"The relational database era is passing…"
Yes, because mathematically demonstrable advantages are no longer important!
This should be a red flag to anyone to avoid this company with a barge pole.
MongoDB hopes to rake in as much as $220.8m when it finally goes public – a move expected later today. The NoSQL database company, which started life as 10Gen in 2007, has set its share price at $24, up from previous market estimates of around $21. It is putting 8 million Class A shares on the market, with trading due to …
@Korev it depends an awful lot on what you want: time series, documents, etc. NoSQL stuff should really be thought of as some form of denormalised data store that is particularly suitable for particular use cases or queries, where the flexibility of the relational model is less appreciated and you have very large (> 100 GB) datasets you want to play with. There are specialised DBs for things like time series (logs can get big quickly) but HDFS (Hadoop) with Apache Spark is a reasonable place to start to get a feel for the area.
But it's also worth pointing out how useful something like Binary JSON for Postgresql is as an add-on to an existing project.
Spark still offer free parallelisation and that can be useful if your language of choice doesn't support parallelisation very well (e.g. Python). However, it is indeed most suited when you need to scale out to multiple machines.
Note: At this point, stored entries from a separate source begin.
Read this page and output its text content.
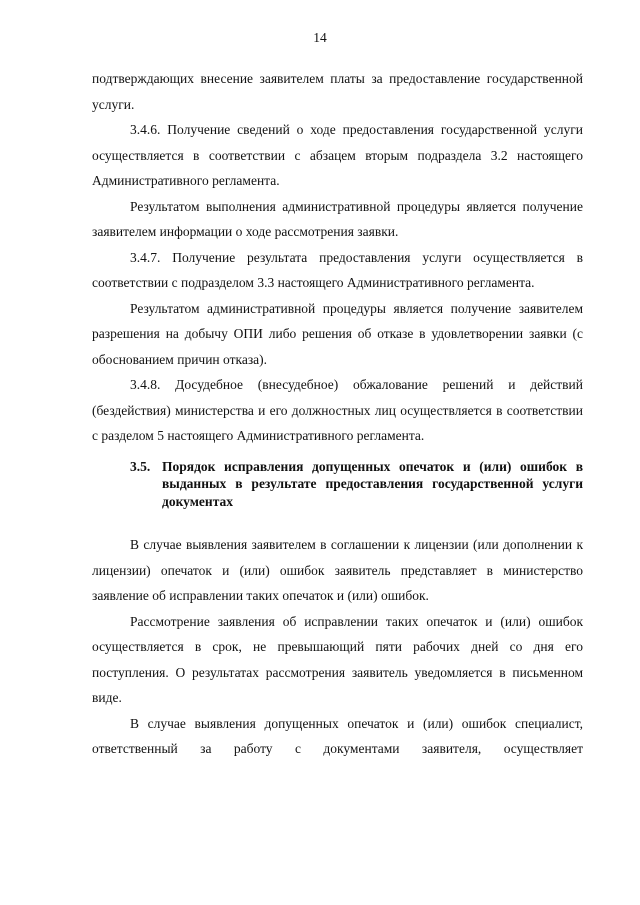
14

подтверждающих внесение заявителем платы за предоставление государственной услуги.

3.4.6. Получение сведений о ходе предоставления государственной услуги осуществляется в соответствии с абзацем вторым подраздела 3.2 настоящего Административного регламента.

Результатом выполнения административной процедуры является получение заявителем информации о ходе рассмотрения заявки.

3.4.7. Получение результата предоставления услуги осуществляется в соответствии с подразделом 3.3 настоящего Административного регламента.

Результатом административной процедуры является получение заявителем разрешения на добычу ОПИ либо решения об отказе в удовлетворении заявки (с обоснованием причин отказа).

3.4.8. Досудебное (внесудебное) обжалование решений и действий (бездействия) министерства и его должностных лиц осуществляется в соответствии с разделом 5 настоящего Административного регламента.

3.5. Порядок исправления допущенных опечаток и (или) ошибок в выданных в результате предоставления государственной услуги документах

В случае выявления заявителем в соглашении к лицензии (или дополнении к лицензии) опечаток и (или) ошибок заявитель представляет в министерство заявление об исправлении таких опечаток и (или) ошибок.

Рассмотрение заявления об исправлении таких опечаток и (или) ошибок осуществляется в срок, не превышающий пяти рабочих дней со дня его поступления. О результатах рассмотрения заявитель уведомляется в письменном виде.

В случае выявления допущенных опечаток и (или) ошибок специалист, ответственный за работу с документами заявителя, осуществляет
Regarding MongoDB, I found it a pain to setup and to maintain. AWS DynamoDB has its own problems, but is a lot easier to setup and maintain and has better security by default. In-house I generally use PostgreSQL or Hadoop HDFS, depending on the problems I am trying to solve. However, more importantly for this IPO, the companies that I have worked for and are using MongoDB, are generally very happy to run the community edition without a support contract. That probably explains the large losses.
I've had a play with Spark and I like it a lot. I do have the problem that most data that we play with happily fits in RAM on a single machine* though!
Slightly confused by this because as long as your data fits into RAM you shouldn't have any problems. Both SparkQL and Google's Big Query have acknowledged, that despite its many problems, there are huge advantages in a standard query language. I guess the main difference between NoSQL and relational is whether you want or need persistent indices. NoSQL kind of implies extremely that your data is transitory so it's hardly worth indexing.